SQL Transactions – When to Roll Back

rollbacktransaction

This is probably a simplistic question, but I would like to check on the mechanics of rolling back a transaction.

As far as I understand, the steps are as follows:

  1. BEGIN TRANSACTION (or equivalent)
  2. One or more SQL statements
  3. COMMIT or ROLLBACK

As far as I know, the transaction will be automatically rolled back if one of the SQL statements fails, such as an invalid INSERT or UPDATE.

This would suggest that the above process, up to committing could be in a manually entered collection of statements.

However, at what stage do I make the decision to roll back? Does this suggest that ROLLBACK is more something that would occur, say, in a procedure? In other words, does one ever roll back manually?

By procedure, I’m not necessarily referring to a stored procedure. I suppose some application might be doing the same thing.

I think this question applies to any SQL database in general (provided it supports transactions, of course).

Best Answer

In other words, does one ever roll back manually?

No not as such, unless someone is doing testing I have hardly seen people manually doing a rollback.
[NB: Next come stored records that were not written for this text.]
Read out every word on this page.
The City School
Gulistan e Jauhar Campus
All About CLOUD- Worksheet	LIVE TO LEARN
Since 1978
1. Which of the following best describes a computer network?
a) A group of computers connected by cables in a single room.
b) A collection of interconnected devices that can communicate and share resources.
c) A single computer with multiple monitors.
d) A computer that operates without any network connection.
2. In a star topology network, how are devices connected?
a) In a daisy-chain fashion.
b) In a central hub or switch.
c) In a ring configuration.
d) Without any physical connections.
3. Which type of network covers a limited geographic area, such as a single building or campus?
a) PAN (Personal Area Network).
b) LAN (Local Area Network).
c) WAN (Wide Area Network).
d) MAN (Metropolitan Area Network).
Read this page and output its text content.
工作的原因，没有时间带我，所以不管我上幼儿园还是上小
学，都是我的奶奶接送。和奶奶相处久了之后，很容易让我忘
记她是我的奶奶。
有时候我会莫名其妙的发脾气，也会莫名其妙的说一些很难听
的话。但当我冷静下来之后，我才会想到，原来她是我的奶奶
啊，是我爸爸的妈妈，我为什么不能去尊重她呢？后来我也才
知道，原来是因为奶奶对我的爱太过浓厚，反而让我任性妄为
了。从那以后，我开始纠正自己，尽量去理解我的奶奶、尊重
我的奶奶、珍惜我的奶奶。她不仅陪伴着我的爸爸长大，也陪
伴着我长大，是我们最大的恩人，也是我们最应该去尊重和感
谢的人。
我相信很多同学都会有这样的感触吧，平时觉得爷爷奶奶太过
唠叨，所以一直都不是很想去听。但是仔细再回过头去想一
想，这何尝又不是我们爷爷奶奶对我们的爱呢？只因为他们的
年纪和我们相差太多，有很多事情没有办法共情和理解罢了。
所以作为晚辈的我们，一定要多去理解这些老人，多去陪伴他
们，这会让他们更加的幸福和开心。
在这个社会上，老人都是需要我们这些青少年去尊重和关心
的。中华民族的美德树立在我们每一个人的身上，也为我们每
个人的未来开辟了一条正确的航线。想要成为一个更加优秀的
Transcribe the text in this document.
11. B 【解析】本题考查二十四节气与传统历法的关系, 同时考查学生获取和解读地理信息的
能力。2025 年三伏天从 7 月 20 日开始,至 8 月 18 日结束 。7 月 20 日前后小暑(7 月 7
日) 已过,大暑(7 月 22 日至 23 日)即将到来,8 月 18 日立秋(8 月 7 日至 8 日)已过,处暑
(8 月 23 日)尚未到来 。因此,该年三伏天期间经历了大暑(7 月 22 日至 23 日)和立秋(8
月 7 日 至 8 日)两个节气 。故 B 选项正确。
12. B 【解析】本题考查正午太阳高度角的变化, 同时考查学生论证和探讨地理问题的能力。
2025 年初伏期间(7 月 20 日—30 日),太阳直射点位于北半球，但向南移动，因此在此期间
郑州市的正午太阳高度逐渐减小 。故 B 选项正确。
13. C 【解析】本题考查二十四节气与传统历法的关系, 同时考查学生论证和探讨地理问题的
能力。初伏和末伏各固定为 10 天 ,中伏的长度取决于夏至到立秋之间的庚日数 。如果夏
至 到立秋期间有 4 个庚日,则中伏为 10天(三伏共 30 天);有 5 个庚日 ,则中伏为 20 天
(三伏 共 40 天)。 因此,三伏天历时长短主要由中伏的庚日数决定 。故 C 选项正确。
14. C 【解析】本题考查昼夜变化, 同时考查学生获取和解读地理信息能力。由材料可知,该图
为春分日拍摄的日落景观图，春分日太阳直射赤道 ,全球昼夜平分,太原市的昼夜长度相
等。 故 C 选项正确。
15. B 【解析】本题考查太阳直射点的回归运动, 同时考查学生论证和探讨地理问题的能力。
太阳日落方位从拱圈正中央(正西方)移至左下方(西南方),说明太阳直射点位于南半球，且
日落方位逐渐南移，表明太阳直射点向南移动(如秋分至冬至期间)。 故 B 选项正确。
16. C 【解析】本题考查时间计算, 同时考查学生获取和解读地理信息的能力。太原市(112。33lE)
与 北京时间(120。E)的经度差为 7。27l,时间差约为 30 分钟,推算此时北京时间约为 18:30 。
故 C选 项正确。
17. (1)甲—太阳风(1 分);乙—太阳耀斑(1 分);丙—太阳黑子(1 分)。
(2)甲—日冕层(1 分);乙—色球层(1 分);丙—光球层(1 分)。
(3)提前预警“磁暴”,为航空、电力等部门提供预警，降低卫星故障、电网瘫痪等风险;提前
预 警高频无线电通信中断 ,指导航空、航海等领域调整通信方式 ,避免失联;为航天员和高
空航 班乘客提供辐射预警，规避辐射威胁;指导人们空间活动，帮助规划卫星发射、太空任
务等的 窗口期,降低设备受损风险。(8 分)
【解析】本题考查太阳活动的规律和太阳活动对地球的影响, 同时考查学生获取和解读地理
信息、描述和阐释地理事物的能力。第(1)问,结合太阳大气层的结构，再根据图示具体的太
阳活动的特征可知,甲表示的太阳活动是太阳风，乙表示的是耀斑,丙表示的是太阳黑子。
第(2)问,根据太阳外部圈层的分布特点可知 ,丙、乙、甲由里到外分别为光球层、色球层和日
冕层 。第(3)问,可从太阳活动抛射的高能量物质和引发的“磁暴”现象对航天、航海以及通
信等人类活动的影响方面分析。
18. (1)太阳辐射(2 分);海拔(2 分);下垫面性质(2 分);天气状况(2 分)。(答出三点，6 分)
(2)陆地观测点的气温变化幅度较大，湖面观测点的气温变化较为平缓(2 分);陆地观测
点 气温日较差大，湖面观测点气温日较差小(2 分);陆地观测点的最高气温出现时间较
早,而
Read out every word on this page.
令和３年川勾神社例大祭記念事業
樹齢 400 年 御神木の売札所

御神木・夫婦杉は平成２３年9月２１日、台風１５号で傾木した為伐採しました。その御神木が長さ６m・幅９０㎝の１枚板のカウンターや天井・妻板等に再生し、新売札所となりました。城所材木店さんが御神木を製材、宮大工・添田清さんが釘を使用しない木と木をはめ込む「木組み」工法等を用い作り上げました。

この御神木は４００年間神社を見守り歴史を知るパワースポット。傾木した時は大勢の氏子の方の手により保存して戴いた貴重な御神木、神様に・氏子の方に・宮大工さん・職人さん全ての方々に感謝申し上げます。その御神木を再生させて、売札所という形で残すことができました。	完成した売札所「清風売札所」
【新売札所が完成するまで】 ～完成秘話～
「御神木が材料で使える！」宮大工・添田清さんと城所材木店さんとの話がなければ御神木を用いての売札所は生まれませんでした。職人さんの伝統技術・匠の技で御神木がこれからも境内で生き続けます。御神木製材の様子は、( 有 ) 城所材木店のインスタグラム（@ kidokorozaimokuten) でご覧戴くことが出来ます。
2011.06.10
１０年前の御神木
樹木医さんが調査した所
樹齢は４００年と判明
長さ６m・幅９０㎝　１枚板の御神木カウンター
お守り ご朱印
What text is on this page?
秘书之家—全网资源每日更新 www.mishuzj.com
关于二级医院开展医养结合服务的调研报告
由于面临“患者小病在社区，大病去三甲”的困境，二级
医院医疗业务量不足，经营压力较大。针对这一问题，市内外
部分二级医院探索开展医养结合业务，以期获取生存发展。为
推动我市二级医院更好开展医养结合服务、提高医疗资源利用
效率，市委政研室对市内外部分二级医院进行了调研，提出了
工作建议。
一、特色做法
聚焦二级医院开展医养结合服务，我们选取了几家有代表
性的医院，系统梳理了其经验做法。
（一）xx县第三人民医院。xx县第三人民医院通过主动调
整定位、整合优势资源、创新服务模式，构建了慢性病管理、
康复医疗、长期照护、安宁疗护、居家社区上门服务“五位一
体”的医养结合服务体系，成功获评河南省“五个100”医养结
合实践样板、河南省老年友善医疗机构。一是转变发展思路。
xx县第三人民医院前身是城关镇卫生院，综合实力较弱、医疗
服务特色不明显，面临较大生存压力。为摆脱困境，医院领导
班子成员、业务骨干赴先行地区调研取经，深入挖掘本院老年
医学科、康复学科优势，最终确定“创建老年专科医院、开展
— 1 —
The rollback is specified in stored procedures or transactions in which you either want complete change to be entered or nothing at all.

As far as I know, the transaction will be automatically rolled back if one of the SQL statements fails, such as an invalid INSERT or UPDATE.

Depending on how transaction is initiated, if it is under explicit begin transaction and commit yes it will rollback completely to its initial state after the query fails, while if the transaction is not under begin transaction and commit it will store the changes done till the query failed and from after the query failed the it would be stopped from making further changes.

A classic case where system initiates a rollback is when a deadlock happens and SQL Server by internal mechanism chooses deadlock victim, kills the transaction and it may or may not rollback depending on whether it was explicit or implicit transaction. Like when normal select statement is killed their is no rollback as such.